Point-Counterpoint: Active Surveillance for Intermediate-Risk Disease – Con
Christopher J. Kane, MD, FACS, discusses active surveillance (AS) for intermediate-risk prostate cancer, sharing National Comprehensive Cancer Network (NCCN) Guidelines and defining favorable intermediate-risk disease. Dr. Kane shares the entry criteria for AS and then data from large randomized trials on treated vs. untreated patients that show more patients with intermediate-risk prostate cancer will die on AS as compared with radical prostatectomy, looking at data over a 20-year time horizon.
He then shares similar results from Prostate Intervention Versus Observation Trial (PIVOT) and ProtecT as well as data indicating that 50 percent of intermediate-risk patients on AS will end up with treatment within five years. Dr. Kane emphasizes that while the point of AS is to avoid overtreatment, for many intermediate-risk patients who begin with AS, treatment does occur but it occurs too late and they do not have the optimal outcomes that earlier treatment would allow.

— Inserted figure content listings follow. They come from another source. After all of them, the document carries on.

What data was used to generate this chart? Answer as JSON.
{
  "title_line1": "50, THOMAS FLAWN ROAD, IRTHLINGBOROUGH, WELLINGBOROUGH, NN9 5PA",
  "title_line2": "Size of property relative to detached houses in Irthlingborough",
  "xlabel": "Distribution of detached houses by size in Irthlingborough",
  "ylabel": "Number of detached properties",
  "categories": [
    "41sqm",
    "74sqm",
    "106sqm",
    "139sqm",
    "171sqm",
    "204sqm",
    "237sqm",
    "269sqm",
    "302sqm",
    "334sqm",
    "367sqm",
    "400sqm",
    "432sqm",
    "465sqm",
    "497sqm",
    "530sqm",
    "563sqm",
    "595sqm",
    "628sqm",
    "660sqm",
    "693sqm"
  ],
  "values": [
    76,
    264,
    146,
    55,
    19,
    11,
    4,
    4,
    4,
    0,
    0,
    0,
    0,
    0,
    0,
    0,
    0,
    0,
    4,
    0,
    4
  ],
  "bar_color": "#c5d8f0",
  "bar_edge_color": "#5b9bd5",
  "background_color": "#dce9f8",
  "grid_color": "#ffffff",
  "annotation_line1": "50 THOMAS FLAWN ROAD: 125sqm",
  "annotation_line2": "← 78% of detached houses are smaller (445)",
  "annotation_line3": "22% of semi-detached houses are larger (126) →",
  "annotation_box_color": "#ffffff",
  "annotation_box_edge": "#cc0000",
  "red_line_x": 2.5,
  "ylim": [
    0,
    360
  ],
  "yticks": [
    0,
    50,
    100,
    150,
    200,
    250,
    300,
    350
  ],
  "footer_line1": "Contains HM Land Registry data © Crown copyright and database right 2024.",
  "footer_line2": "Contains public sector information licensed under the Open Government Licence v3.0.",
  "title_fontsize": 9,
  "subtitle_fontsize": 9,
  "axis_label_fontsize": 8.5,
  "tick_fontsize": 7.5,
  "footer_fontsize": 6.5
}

Dr. Kane turns to progression and treatment rates for AS patients and points out that prostate-specific antigen (PSA) density is a key predictor of treatment. He shares his take-home points, including that favorable intermediate-risk prostate cancer patients are candidates for AS with comparable outcomes to low-risk disease on limited studies with short follow up. However, these patients are more likely to undergo treatment, even without reclassification/progression. He advises practitioners to consider other important clinical and pathologic factors such as percent pattern four, presence of cribiform patterns, and PSA density and the number of cores.
In conclusion, he asserts that in younger, favorable intermediate-risk patients, AS is not a sound management strategy in the hopes of avoiding treatment.
This lecture is part of a Point-Counterpoint debate. Its opposing lecture is “Point-Counterpoint: Active Surveillance for Intermediate-Risk Disease–Pro.”